Harrison was born on December 11, 1937 to a county agriculture agent and his wife in rural Grayling, Michigan.  At the age of seven he was blinded in one eye in an accident which deeply affected his life and outlook.  He graduated from high school in 1956. In 1959, he married Linda King, with whom he had two daughters. He was educated at Michigan State University, where he received a BA in 1960 and a MA in comparative literature in 1964. When he was 24, in 1962, his father and sister Judy died in an automobile accident, a severe emotional trauma for him.  After a single year as an Assistant Professor of English at Stony Brook University in 1965–‘66, he permanently abandoned academia and turned to writing full time. 

Much of Harrison’s writing is set in sparsely populated regions like Nebraska’s Sand Hills, Michigan’s Upper Peninsula, Montana’s mountains, and along the Arizona–Mexico border.

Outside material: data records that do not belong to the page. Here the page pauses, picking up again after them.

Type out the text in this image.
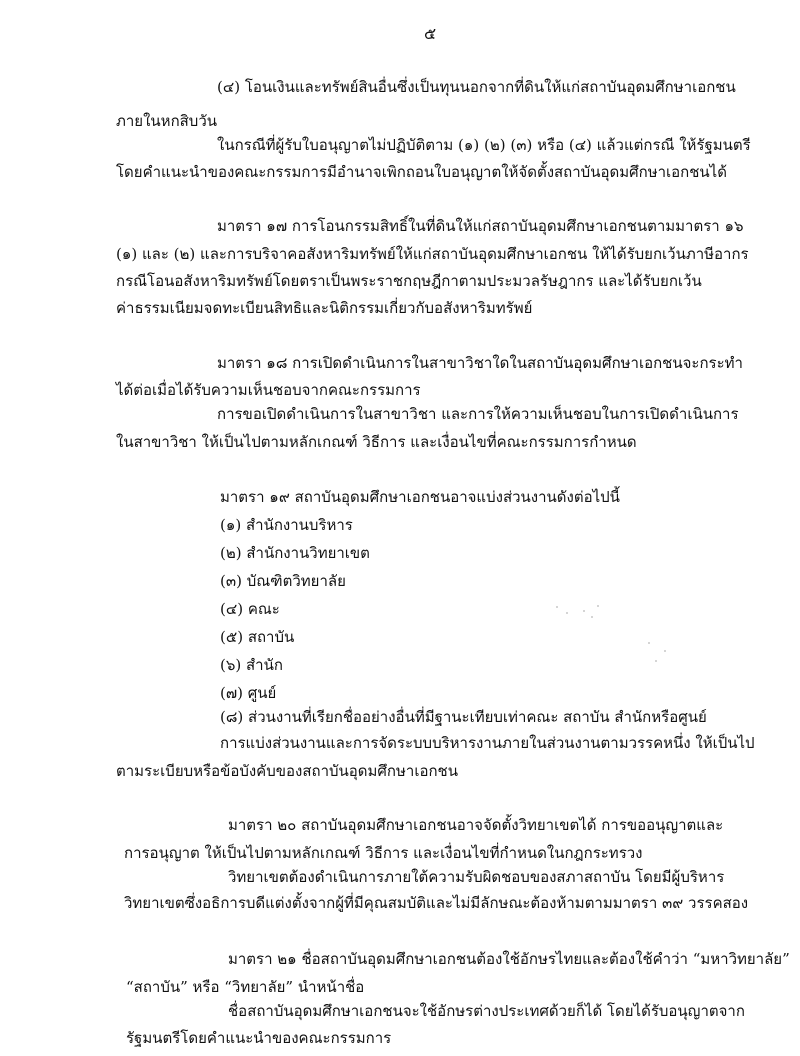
๕
(๔) โอนเงินและทรัพย์สินอื่นซึ่งเป็นทุนนอกจากที่ดินให้แก่สถาบันอุดมศึกษาเอกชน
ภายในหกสิบวัน
ในกรณีที่ผู้รับใบอนุญาตไม่ปฏิบัติตาม (๑) (๒) (๓) หรือ (๔) แล้วแต่กรณี ให้รัฐมนตรี
โดยคำแนะนำของคณะกรรมการมีอำนาจเพิกถอนใบอนุญาตให้จัดตั้งสถาบันอุดมศึกษาเอกชนได้
มาตรา ๑๗ การโอนกรรมสิทธิ์ในที่ดินให้แก่สถาบันอุดมศึกษาเอกชนตามมาตรา ๑๖
(๑) และ (๒) และการบริจาคอสังหาริมทรัพย์ให้แก่สถาบันอุดมศึกษาเอกชน ให้ได้รับยกเว้นภาษีอากร
กรณีโอนอสังหาริมทรัพย์โดยตราเป็นพระราชกฤษฎีกาตามประมวลรัษฎากร และได้รับยกเว้น
ค่าธรรมเนียมจดทะเบียนสิทธิและนิติกรรมเกี่ยวกับอสังหาริมทรัพย์
มาตรา ๑๘ การเปิดดำเนินการในสาขาวิชาใดในสถาบันอุดมศึกษาเอกชนจะกระทำ
ได้ต่อเมื่อได้รับความเห็นชอบจากคณะกรรมการ
การขอเปิดดำเนินการในสาขาวิชา และการให้ความเห็นชอบในการเปิดดำเนินการ
ในสาขาวิชา ให้เป็นไปตามหลักเกณฑ์ วิธีการ และเงื่อนไขที่คณะกรรมการกำหนด
มาตรา ๑๙ สถาบันอุดมศึกษาเอกชนอาจแบ่งส่วนงานดังต่อไปนี้
(๑) สำนักงานบริหาร
(๒) สำนักงานวิทยาเขต
(๓) บัณฑิตวิทยาลัย
(๔) คณะ
(๕) สถาบัน
(๖) สำนัก
(๗) ศูนย์
(๘) ส่วนงานที่เรียกชื่ออย่างอื่นที่มีฐานะเทียบเท่าคณะ สถาบัน สำนักหรือศูนย์
การแบ่งส่วนงานและการจัดระบบบริหารงานภายในส่วนงานตามวรรคหนึ่ง ให้เป็นไป
ตามระเบียบหรือข้อบังคับของสถาบันอุดมศึกษาเอกชน
มาตรา ๒๐ สถาบันอุดมศึกษาเอกชนอาจจัดตั้งวิทยาเขตได้ การขออนุญาตและ
การอนุญาต ให้เป็นไปตามหลักเกณฑ์ วิธีการ และเงื่อนไขที่กำหนดในกฎกระทรวง
วิทยาเขตต้องดำเนินการภายใต้ความรับผิดชอบของสภาสถาบัน โดยมีผู้บริหาร
วิทยาเขตซึ่งอธิการบดีแต่งตั้งจากผู้ที่มีคุณสมบัติและไม่มีลักษณะต้องห้ามตามมาตรา ๓๙ วรรคสอง
มาตรา ๒๑ ชื่อสถาบันอุดมศึกษาเอกชนต้องใช้อักษรไทยและต้องใช้คำว่า “มหาวิทยาลัย”
“สถาบัน” หรือ “วิทยาลัย” นำหน้าชื่อ
ชื่อสถาบันอุดมศึกษาเอกชนจะใช้อักษรต่างประเทศด้วยก็ได้ โดยได้รับอนุญาตจาก
รัฐมนตรีโดยคำแนะนำของคณะกรรมการ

He lived in both Patagonia, Arizona, and Livingston, Montana.

His wife left him a widower in 2015 after he tendered her failing health.  As he predicted to a friend with nothing to live for, he followed on March 26, 2016at age 78 .  In his final original book of poetry, Dead Man’s Float he contemplated aging and death.

Seven in the Woods

Am I as old as I am?
Maybe not. Time is a mystery
that can tip us upside down.
Yesterday I was seven in the woods,
a bandage covering my blind eye,
in a bedroll Mother made me
so I could sleep out in the woods
far from people. A garter snake glided by
without noticing me. A chickadee
landed on my bare toe, so light
she wasn’t believable. The night
had been long and the treetops
thick with a trillion stars. Who
was I, half-blind on the forest floor
who was I at age seven? Sixty-eight
years later I can still inhabit that boy’s
body without thinking of the time between.
It is the burden of life to be many ages
without seeing the end of time.

—Jim Harrison

Old Man

An old man is a spindly junk pile.
He is so brittle he can fall
through himself top to bottom.
No mirror is needed to see the layers
of detritus, some years clogged with it.
The red bloody layer of auto deaths
of dad and sister. Deaths piled like cordwood
at the cabin, the body 190 pounds of ravaged
nerve ends from disease. The junk pile is without
sympathy for itself. A life is a life,
lived among birds and forests and fields.
It knew many dogs, a few bears and wolves.
Some women said they wanted to murder him
but what is there worth murdering?
The body, of course, the criminal body
doing this and that. Some will look
for miraculous gold nuggets in the junk
and find a piece of fool’s gold in the empty
cans of menudo, a Mexican tripe stew.

—Jim Harrison

Bridge

Most of my life was spent
building a bridge out over the sea
though the sea was too wide.
I’m proud of the bridge
hanging in the pure sea air. Machado
came for a visit and we sat on the
end of the bridge, which was his idea.
Now that I’m old the work goes slowly.
Ever nearer death, I like it out here
high above the sea bundled
up for the arctic storms of late fall,
the resounding crash and moan of the sea,
the hundred-foot depth of the green troughs.
Sometimes the sea roars and howls like
the animal it is, a continent wide and alive.
What beauty in this the darkest music
over which you can hear the lightest music of human
behavior, the tender connection between men and galaxies.
So I sit on the edge, wagging my feet above
the abyss. Tonight the moon will be in my lap.
This is my job, to study the universe
from my bridge. I have the sky, the sea, the faint
green streak of Canadian forest on the far shore.